When chasing an errant chicken, you learn a lot about the neighbors. You don’t meet them all because no one who does not have to be outside at 7:15 on a freezing morning is going to be standing around to greet you.
I began by wasting natural resources driving out my street and down the next one over to the yard where Edsel—also known as “that f**$#@! fowl"-- had spent the night. I had seen her silhouette in the tree but by the time I got to the house, she had disappeared.
I discovered that the dog belonging to that house is huge. That is, the size of the poop is huge and it was all over the yard like land mines. These people should clean up more often. They did have lots of useful junk, including spare wood, bricks I could use to line the fence around the chicken pen to keep vermin out, and a shed that would make a great hen house if they'd just get all the junk out of it. Unfortunately, there were huge piles of debris at the back of the yard that Edsel, once I spotted her, ran up, down, and around while I stumbled after her, trying to catch her in the fishing net I had brought.

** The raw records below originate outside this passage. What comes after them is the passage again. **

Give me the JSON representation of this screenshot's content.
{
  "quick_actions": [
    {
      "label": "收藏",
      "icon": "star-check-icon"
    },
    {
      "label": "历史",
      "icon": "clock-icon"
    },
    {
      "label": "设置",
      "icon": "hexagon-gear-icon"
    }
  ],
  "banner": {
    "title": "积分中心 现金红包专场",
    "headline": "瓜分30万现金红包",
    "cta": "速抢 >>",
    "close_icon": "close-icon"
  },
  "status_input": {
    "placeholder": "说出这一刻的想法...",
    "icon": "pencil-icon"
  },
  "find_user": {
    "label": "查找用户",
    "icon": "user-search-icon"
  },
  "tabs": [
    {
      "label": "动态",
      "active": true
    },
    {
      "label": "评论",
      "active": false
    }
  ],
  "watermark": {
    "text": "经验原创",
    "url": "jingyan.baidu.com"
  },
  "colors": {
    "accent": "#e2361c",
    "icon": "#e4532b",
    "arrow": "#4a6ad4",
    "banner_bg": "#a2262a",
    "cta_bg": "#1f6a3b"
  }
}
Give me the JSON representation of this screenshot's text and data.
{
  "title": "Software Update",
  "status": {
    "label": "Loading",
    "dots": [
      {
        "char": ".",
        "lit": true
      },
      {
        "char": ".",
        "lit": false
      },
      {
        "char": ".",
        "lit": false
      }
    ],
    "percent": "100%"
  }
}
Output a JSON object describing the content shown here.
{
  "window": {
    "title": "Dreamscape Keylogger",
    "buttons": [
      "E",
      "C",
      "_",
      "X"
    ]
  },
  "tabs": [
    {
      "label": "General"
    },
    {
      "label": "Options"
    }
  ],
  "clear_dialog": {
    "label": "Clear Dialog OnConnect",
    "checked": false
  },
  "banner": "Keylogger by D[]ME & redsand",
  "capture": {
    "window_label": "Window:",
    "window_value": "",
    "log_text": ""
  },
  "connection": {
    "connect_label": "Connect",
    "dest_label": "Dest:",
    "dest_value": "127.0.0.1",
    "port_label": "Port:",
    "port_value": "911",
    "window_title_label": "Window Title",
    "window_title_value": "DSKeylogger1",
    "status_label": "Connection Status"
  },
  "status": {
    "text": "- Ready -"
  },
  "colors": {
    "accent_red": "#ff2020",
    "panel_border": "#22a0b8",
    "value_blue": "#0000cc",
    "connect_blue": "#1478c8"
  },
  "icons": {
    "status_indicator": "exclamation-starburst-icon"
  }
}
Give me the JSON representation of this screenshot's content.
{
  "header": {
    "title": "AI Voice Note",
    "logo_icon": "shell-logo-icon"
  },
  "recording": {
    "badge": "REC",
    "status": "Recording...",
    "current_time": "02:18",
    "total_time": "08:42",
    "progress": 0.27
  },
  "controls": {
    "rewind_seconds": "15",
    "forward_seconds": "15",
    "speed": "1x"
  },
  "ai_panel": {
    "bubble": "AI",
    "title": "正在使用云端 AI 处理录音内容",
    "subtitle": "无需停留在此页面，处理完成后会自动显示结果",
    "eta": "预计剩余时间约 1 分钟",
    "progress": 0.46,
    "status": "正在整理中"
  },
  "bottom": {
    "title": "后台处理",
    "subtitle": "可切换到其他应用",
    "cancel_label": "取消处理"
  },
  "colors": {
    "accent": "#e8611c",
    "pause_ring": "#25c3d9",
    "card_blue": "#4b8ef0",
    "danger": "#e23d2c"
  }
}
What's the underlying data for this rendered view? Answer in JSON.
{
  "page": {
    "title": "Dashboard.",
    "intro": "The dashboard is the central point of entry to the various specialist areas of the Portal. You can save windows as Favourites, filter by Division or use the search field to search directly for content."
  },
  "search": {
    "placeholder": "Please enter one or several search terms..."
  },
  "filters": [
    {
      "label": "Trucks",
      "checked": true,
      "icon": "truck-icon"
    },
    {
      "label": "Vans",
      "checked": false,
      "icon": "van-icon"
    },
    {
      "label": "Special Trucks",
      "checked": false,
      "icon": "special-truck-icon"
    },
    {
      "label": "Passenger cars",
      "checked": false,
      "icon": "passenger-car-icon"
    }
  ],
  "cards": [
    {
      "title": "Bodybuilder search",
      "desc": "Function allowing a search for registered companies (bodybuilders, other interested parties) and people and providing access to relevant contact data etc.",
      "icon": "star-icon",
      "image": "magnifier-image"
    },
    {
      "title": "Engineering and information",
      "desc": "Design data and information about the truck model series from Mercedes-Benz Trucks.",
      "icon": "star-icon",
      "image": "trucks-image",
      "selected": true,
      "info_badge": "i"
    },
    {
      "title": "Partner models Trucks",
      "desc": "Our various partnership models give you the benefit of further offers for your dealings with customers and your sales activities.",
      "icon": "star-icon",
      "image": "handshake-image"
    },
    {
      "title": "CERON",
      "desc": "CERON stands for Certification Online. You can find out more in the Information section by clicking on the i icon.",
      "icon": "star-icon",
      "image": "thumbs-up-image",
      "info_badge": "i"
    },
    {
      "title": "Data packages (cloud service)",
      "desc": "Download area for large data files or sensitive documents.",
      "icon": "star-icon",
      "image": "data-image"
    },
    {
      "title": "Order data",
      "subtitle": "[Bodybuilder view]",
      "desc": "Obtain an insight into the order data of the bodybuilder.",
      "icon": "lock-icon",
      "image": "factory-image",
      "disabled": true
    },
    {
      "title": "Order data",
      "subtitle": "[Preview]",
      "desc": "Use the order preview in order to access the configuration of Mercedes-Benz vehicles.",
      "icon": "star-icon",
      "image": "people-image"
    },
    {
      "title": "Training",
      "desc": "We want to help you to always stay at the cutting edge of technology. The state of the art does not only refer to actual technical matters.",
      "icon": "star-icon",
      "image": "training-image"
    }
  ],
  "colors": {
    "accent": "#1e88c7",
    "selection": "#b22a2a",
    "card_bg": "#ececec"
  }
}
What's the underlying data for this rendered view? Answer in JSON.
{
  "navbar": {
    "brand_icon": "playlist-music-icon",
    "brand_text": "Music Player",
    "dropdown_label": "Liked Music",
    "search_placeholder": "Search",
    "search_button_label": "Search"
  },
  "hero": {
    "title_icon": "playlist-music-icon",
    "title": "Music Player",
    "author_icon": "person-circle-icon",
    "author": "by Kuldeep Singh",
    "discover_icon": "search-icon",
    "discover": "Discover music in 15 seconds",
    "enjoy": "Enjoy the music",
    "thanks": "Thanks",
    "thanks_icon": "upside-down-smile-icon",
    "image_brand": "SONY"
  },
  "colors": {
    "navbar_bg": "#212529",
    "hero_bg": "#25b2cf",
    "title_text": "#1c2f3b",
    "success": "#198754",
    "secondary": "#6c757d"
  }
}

Finally she flew to the top of the fence and sat there, impervious to the pebbles I threw at her. I showed admirable self-restraint by not heaving a boulder. Because this yard was several feet lower than mine, the wood fence sat on top of a brick retaining wall that was about hip height. Fortunately there was a reinforcing pole that I used to haul myself up the few extra inches I needed before getting a foot on the wall, not an easy thing to do in clumsy rubber work boots.
When I stood there clinging to the pole, she gave a squawk and flew toward my yard. I jumped down, hoping I wouldn’t sprain anything, dashed to my car, dog poop and all, and drove back to my house. Did I mention that I was dressed for work except for the yard boots?
Since my neighbor on the west side was out scraping ice off his windshield, I explained that I needed to take a look in his back yard in case the chicken had gone there. No chicken but an unused dog kennel about 6x8x6 that could make a really nice chicken run. Maybe they want to get rid of it....
Then the neighbor and I had a little talk about the raccoon I reported on earlier. He said, “We sort of took care of it,” in that low-voiced manner people have when they're describing something not quite legal. I feared he was implying that they had set out poison.
I ran back to my yard and there was Edsel looking bewildered on a short deciduous tree. Pure luck. I bagged her in the net and put her in the hutch with Muffin, who is always easy to catch. Edsel complained about the whole thing. As if she had any right!